A mishmash of horror, anxiety, dread, and, of course, insomnia – shooting at me like a fucking AK-47.

That’s actually exactly how it was. Bullets. Each bullet, a nightmare. The nightmares were the bullets’ gunpowder.

In one nightmare, I was bald. That is to say, my hair had fallen out, and been replaced by thin, black snakes. Each strand of hair had become a slippery, stagnant serpent. My (snake) hair wasn’t sliding around or anything, it was dead. Deader than dead – it was something that had once indeed been alive, that had taken root inside my skull, died, and was now flowing out from my baldhead like tendrils.

In another nightmare, I was in a dark room in the middle of nowhere – how I got there, who knows? – and the floor was covered with rats. My hair was fine in this one. But my feet were covered with scurrying little pink feet. I vomited a little. The rats enjoyed it. It was a feast for them. I could hear them gnawing at the chunks of carrot and potato. Little fucking vermin. It was disgusting.

In another, my whole family had died. I was alone. For whatever the reason, at around this time – the time my entire family had mysteriously ceased to be – my friends, and pretty much anyone I had ever known, decided to ditch me. I was alone in the most extreme possible way. And I wasn’t even me; I was a ghost, looking down on the situation, the loneliness, from a place of omnipotence.

I was everything, and nothing, all at once. It hurt.

At some point during the night, I woke up. Looking around me, I saw a river of white light pouring in through the vacillating window shade. The night was bright, and somewhat disturbing. I was sweating, but not profusely – considering the dreams and all, you know.

The thing is though, when I woke up, I more or less felt the same as I had in those nightmares.

It’s not that it had felt as if I were still dreaming; I was wide-awake. And I knew it. It’s just that, those dreams weren’t really dreams. I mean, of course they didn’t happen. The events they played out were indeed fictional; my hair didn’t turn into snakes, my entire family didn’t die, and I was never in a rat-infested room, out somewhere in the middle of nowhere. But the feelings, the emotions – the loneliness – that was and very much is real.

When our mind wanders as we sleep, we, or at least some part of us, lives on. Pushing forward in real-time.

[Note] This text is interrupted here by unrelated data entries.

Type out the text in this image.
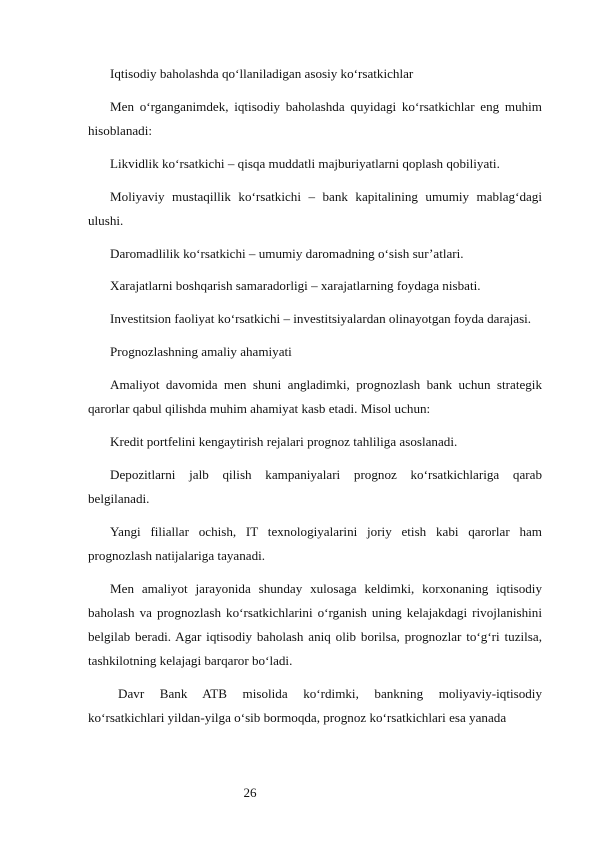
Iqtisodiy baholashda qo‘llaniladigan asosiy ko‘rsatkichlar

Men o‘rganganimdek, iqtisodiy baholashda quyidagi ko‘rsatkichlar eng muhim hisoblanadi:

Likvidlik ko‘rsatkichi – qisqa muddatli majburiyatlarni qoplash qobiliyati.

Moliyaviy mustaqillik ko‘rsatkichi – bank kapitalining umumiy mablag‘dagi ulushi.

Daromadlilik ko‘rsatkichi – umumiy daromadning o‘sish sur’atlari.

Xarajatlarni boshqarish samaradorligi – xarajatlarning foydaga nisbati.

Investitsion faoliyat ko‘rsatkichi – investitsiyalardan olinayotgan foyda darajasi.

Prognozlashning amaliy ahamiyati

Amaliyot davomida men shuni angladimki, prognozlash bank uchun strategik qarorlar qabul qilishda muhim ahamiyat kasb etadi. Misol uchun:

Kredit portfelini kengaytirish rejalari prognoz tahliliga asoslanadi.

Depozitlarni jalb qilish kampaniyalari prognoz ko‘rsatkichlariga qarab belgilanadi.

Yangi filiallar ochish, IT texnologiyalarini joriy etish kabi qarorlar ham prognozlash natijalariga tayanadi.

Men amaliyot jarayonida shunday xulosaga keldimki, korxonaning iqtisodiy baholash va prognozlash ko‘rsatkichlarini o‘rganish uning kelajakdagi rivojlanishini belgilab beradi. Agar iqtisodiy baholash aniq olib borilsa, prognozlar to‘g‘ri tuzilsa, tashkilotning kelajagi barqaror bo‘ladi.

Davr Bank ATB misolida ko‘rdimki, bankning moliyaviy-iqtisodiy ko‘rsatkichlari yildan-yilga o‘sib bormoqda, prognoz ko‘rsatkichlari esa yanada

26
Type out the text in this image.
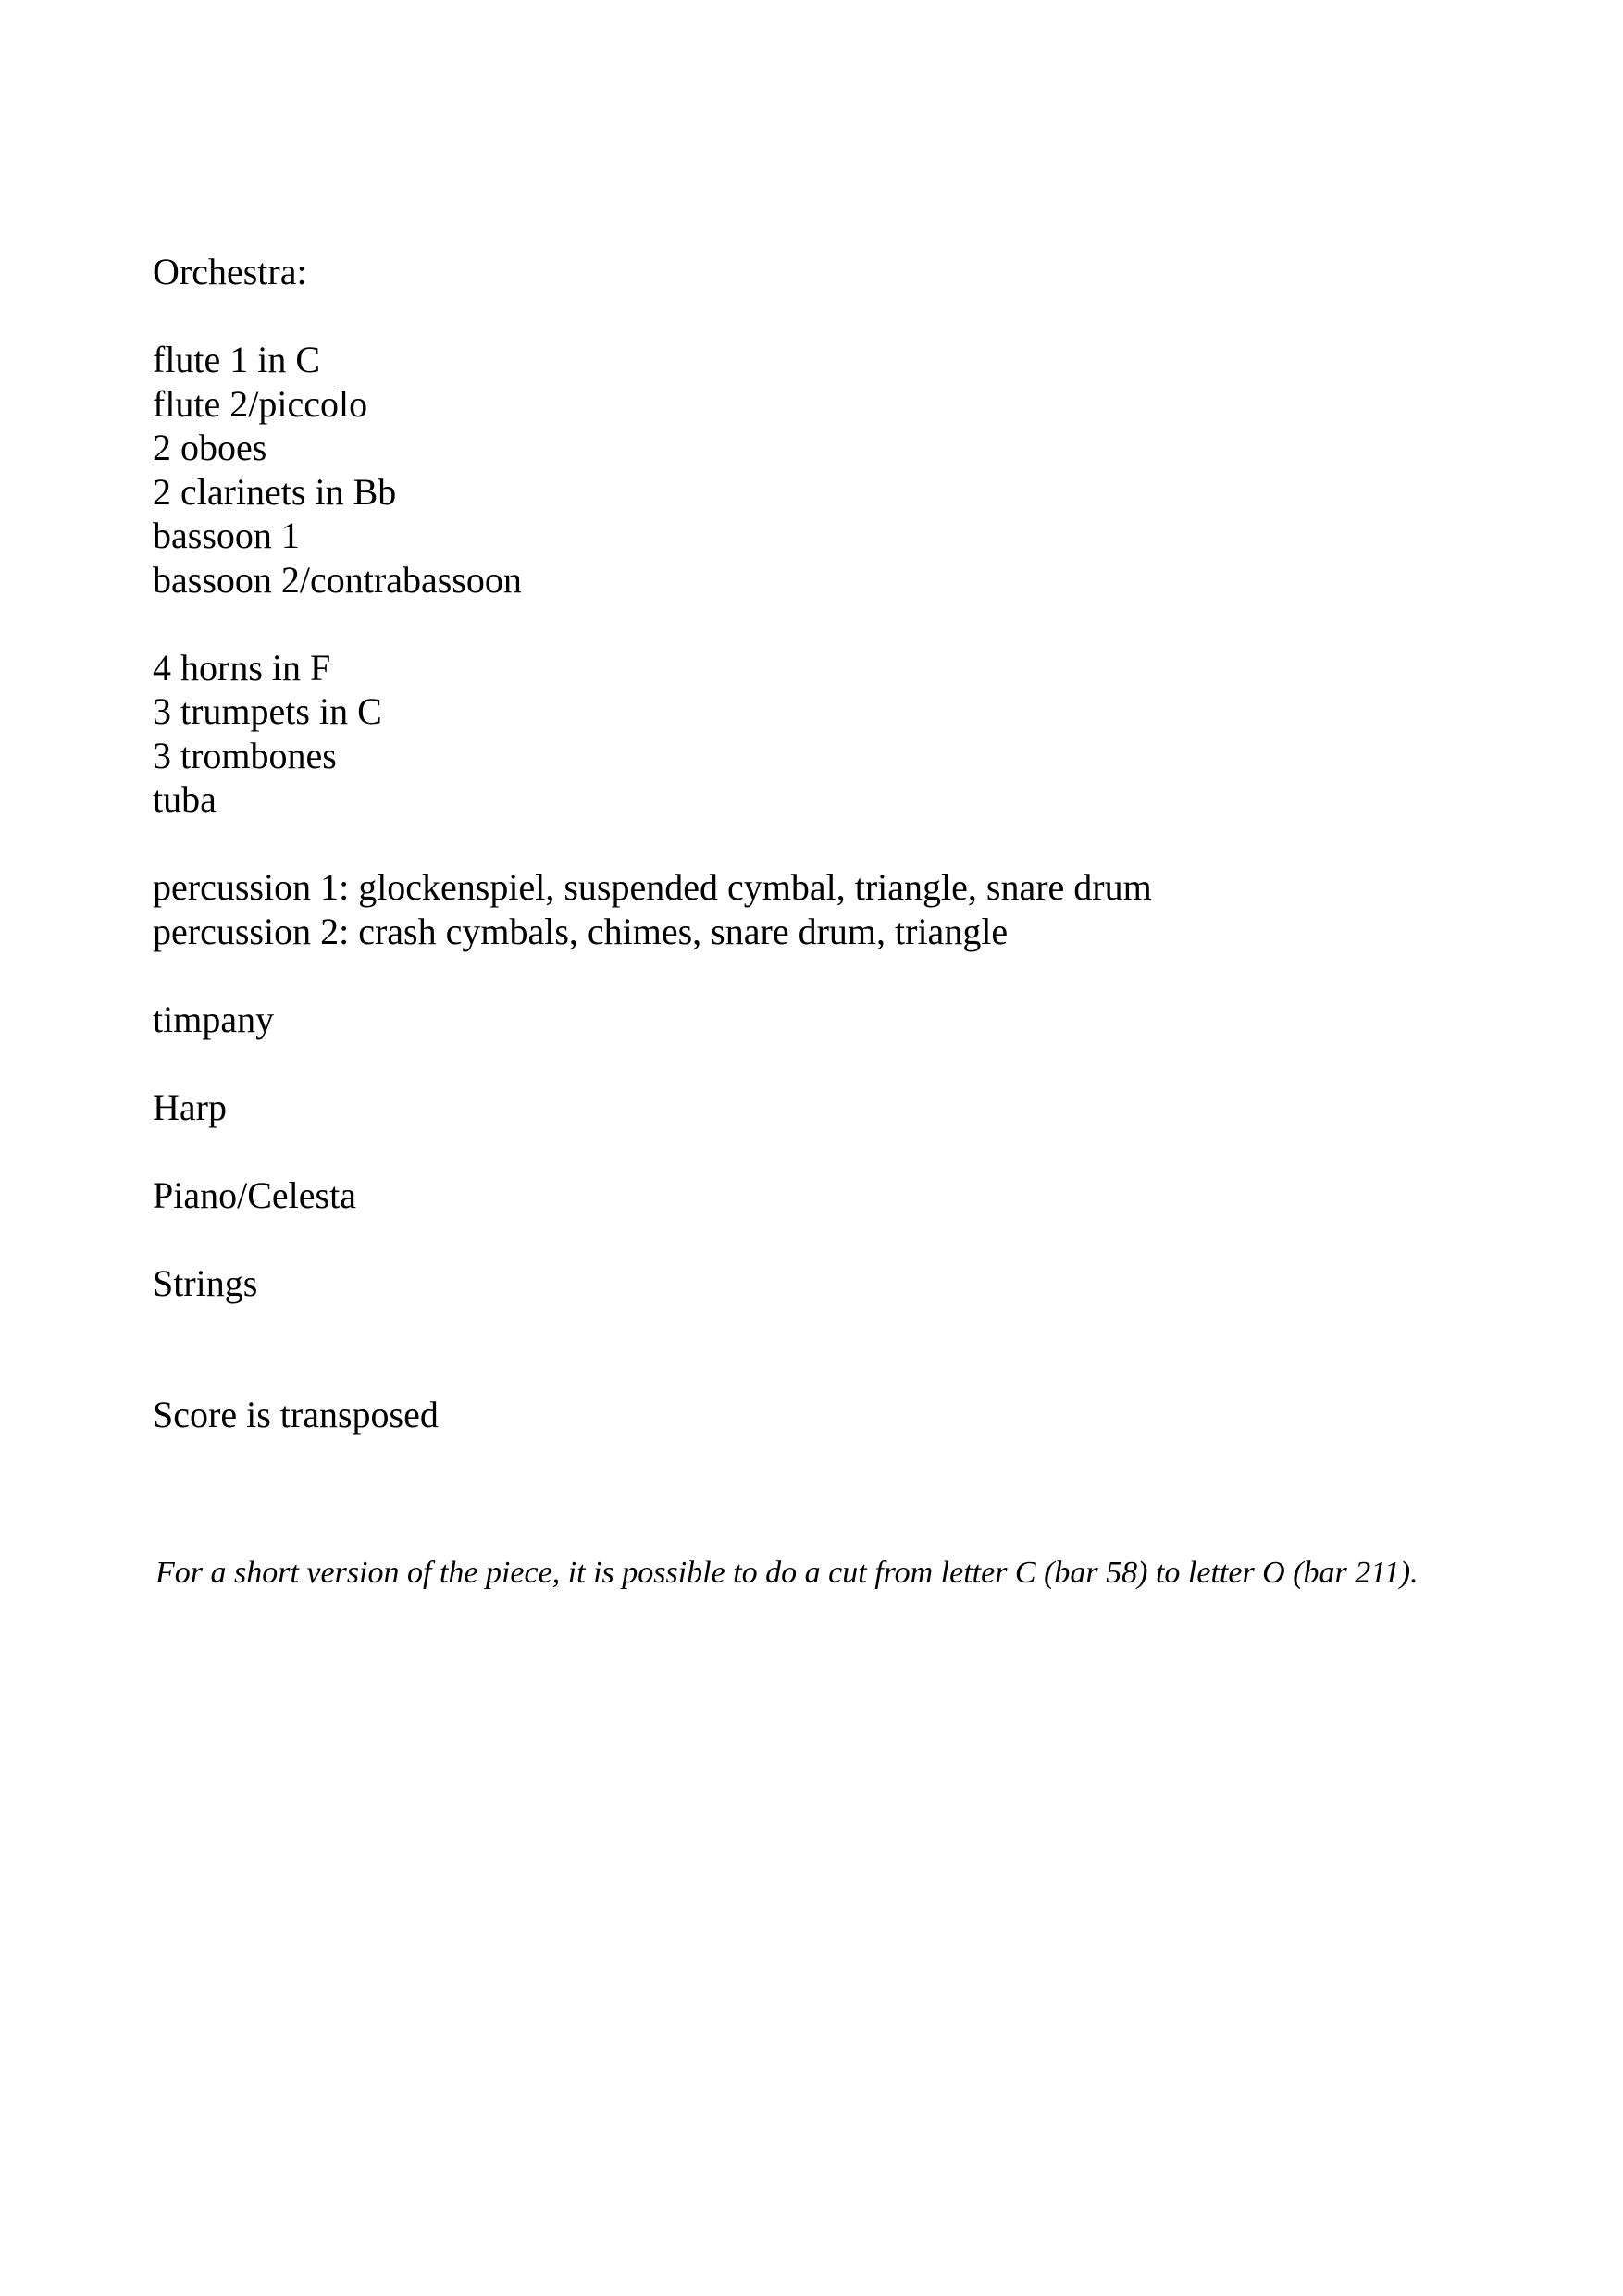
Orchestra:
flute 1 in C
flute 2/piccolo
2 oboes
2 clarinets in Bb
bassoon 1
bassoon 2/contrabassoon
4 horns in F
3 trumpets in C
3 trombones
tuba
percussion 1: glockenspiel, suspended cymbal, triangle, snare drum
percussion 2: crash cymbals, chimes, snare drum, triangle
timpany
Harp
Piano/Celesta
Strings
Score is transposed
For a short version of the piece, it is possible to do a cut from letter C (bar 58) to letter O (bar 211).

And that travelling element of us – it never dies.

Life happens in stages. Nothing is permanent. Everything is transient. Like the clouds above, the course of our path bends, sways, dissolves and manifests in random intervals. We’re just like the white puffs of cloud above. Forever changing. Caught in a vacuum, a perpetual state of flux.

Dancers to the sounds of some drum, beating in the far distance.

When you spend most of your life feeling lonely, isolated, and fairly fucking anxious – you start to question what the point of it is? Why keep going? Why willingly subject yourself to such misery, when you know that there is a way out? That there is an infinite light you can step into that will take away all your pain.

I don’t know what the answer is. I don’t know why I keep trucking. I don’t know how, either.

But I guess, that’s the thing with dreams. You never know how you got there. You don’t know what you’re doing. And once you’ve been swallowed, life invariably seems a little bit strange, alien, and desperate.

All you can do is hope, pray; believe that one day – you might finally wake up. I guess.